Below the tree was the beaver dam and I thought for sure he’d want to go down and take a look, but he didn’t have that desire.

Instead, he wanted to try to relocate the blue-flagged trail and so he followed deer tracks and headed inland.

But, my heart was drawn to the water and I really wanted to follow the brook.

For I had a feeling it would feature some cool finds. And it did.

His heart wasnt filled with joy at the sight of those five tear-drop shaped toes or the diagonal orientation of the fisher prints.

What did excite him? The discovery of blue flagging.

He did seem a wee bit enthused by another set of prints–that of a bobcat.

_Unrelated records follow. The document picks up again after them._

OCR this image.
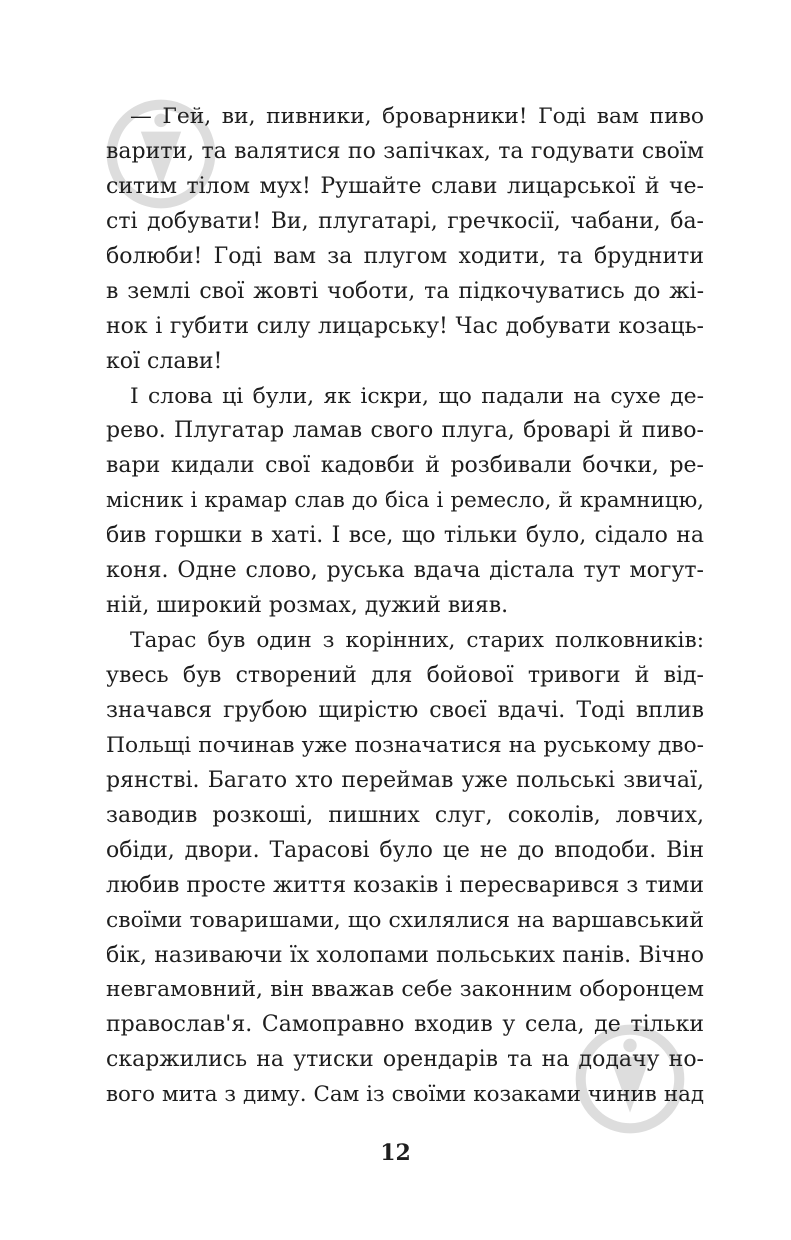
— Гей, ви, пивники, броварники! Годі вам пиво
варити, та валятися по запічках, та годувати своїм
ситим тілом мух! Рушайте слави лицарської й че-
сті добувати! Ви, плугатарі, гречкосії, чабани, ба-
болюби! Годі вам за плугом ходити, та бруднити
в землі свої жовті чоботи, та підкочуватись до жі-
нок і губити силу лицарську! Час добувати козаць-
кої слави!
І слова ці були, як іскри, що падали на сухе де-
рево. Плугатар ламав свого плуга, броварі й пиво-
вари кидали свої кадовби й розбивали бочки, ре-
місник і крамар слав до біса і ремесло, й крамницю,
бив горшки в хаті. І все, що тільки було, сідало на
коня. Одне слово, руська вдача дістала тут могут-
ній, широкий розмах, дужий вияв.
Тарас був один з корінних, старих полковників:
увесь був створений для бойової тривоги й від-
значався грубою щирістю своєї вдачі. Тоді вплив
Польщі починав уже позначатися на руському дво-
рянстві. Багато хто переймав уже польські звичаї,
заводив розкоші, пишних слуг, соколів, ловчих,
обіди, двори. Тарасові було це не до вподоби. Він
любив просте життя козаків і пересварився з тими
своїми товаришами, що схилялися на варшавський
бік, називаючи їх холопами польських панів. Вічно
невгамовний, він вважав себе законним оборонцем
православ'я. Самоправно входив у села, де тільки
скаржились на утиски орендарів та на додачу но-
вого мита з диму. Сам із своїми козаками чинив над
12
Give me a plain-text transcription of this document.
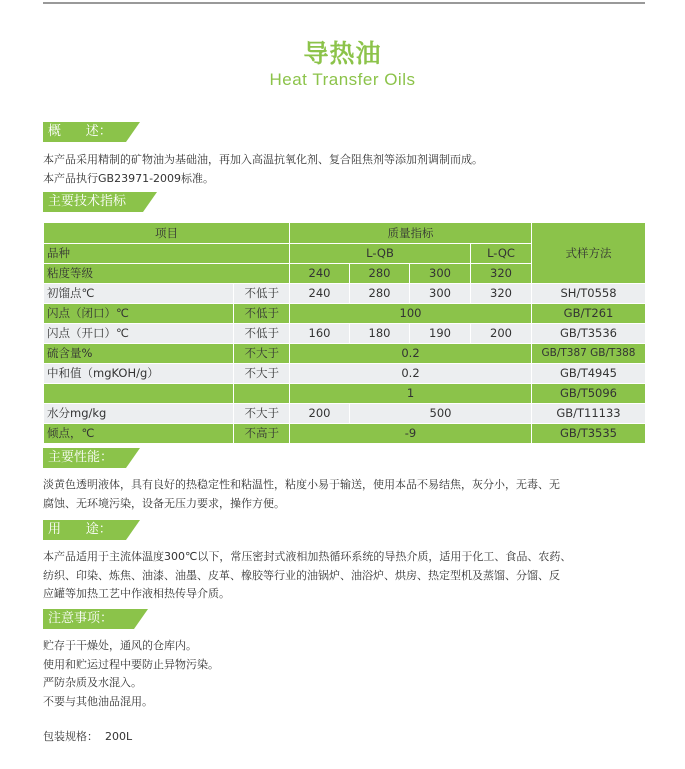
导热油
Heat Transfer Oils
概      述：
本产品采用精制的矿物油为基础油，再加入高温抗氧化剂、复合阻焦剂等添加剂调制而成。
本产品执行GB23971-2009标准。
主要技术指标
项目		质量指标				式样方法
品种		L-QB			L-QC	
粘度等级		240	280	300	320	
初馏点℃	不低于	240	280	300	320	SH/T0558
闪点（闭口）℃	不低于	100				GB/T261
闪点（开口）℃	不低于	160	180	190	200	GB/T3536
硫含量%	不大于	0.2				GB/T387 GB/T388
中和值（mgKOH/g）	不大于	0.2				GB/T4945
		1				GB/T5096
水分mg/kg	不大于	200	500			GB/T11133
倾点，℃	不高于	-9				GB/T3535
主要性能：
淡黄色透明液体，具有良好的热稳定性和粘温性，粘度小易于输送，使用本品不易结焦，灰分小，无毒、无
腐蚀、无环境污染，设备无压力要求，操作方便。
用      途：
本产品适用于主流体温度300℃以下，常压密封式液相加热循环系统的导热介质，适用于化工、食品、农药、
纺织、印染、炼焦、油漆、油墨、皮革、橡胶等行业的油锅炉、油浴炉、烘房、热定型机及蒸馏、分馏、反
应罐等加热工艺中作液相热传导介质。
注意事项：
贮存于干燥处，通风的仓库内。
使用和贮运过程中要防止异物污染。
严防杂质及水混入。
不要与其他油品混用。
包装规格：  200L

A burl covered in violet-toothed fungi, however, was not a view he needed to pause under.

Instead, he moved on quickly and discovered water we might need to ford.

I, on the other hand, took a few moments to get my fill of ice sculptures dangling over the rushing water.

Ice. It’s so fleeting, like a summer flower. And like a flower, every day it opens up a little more and changes and then . . . whoosh. A day too warm and it dries up.

As he looked for a place to cross the brook and then realized we should just follow it, barbed wire growing through a tree drew his attention for he’d been wondering if anyone had wandered this way a hundred years ago.

As it went today, we followed the trail and one another sometimes and bushwhacked across the landscape in other moments.

We didn’t exactly stay within the forest, for eventually we found ourselves sitting on a privately owned association beach overlooking Highland Lake.

We actually sat on lunch rock together as we topped off our PB&J sandwiches with a shared Guinness in honor of this being the birthday of Arthur Guinness’ St. James Gate Brewery in Dublin. Oh, and piece of shortbread from the Shortbread House in Scotland added a sweet touch to this: Our Final Mondate . . .

of 2018. And then I followed my guy back into the forest.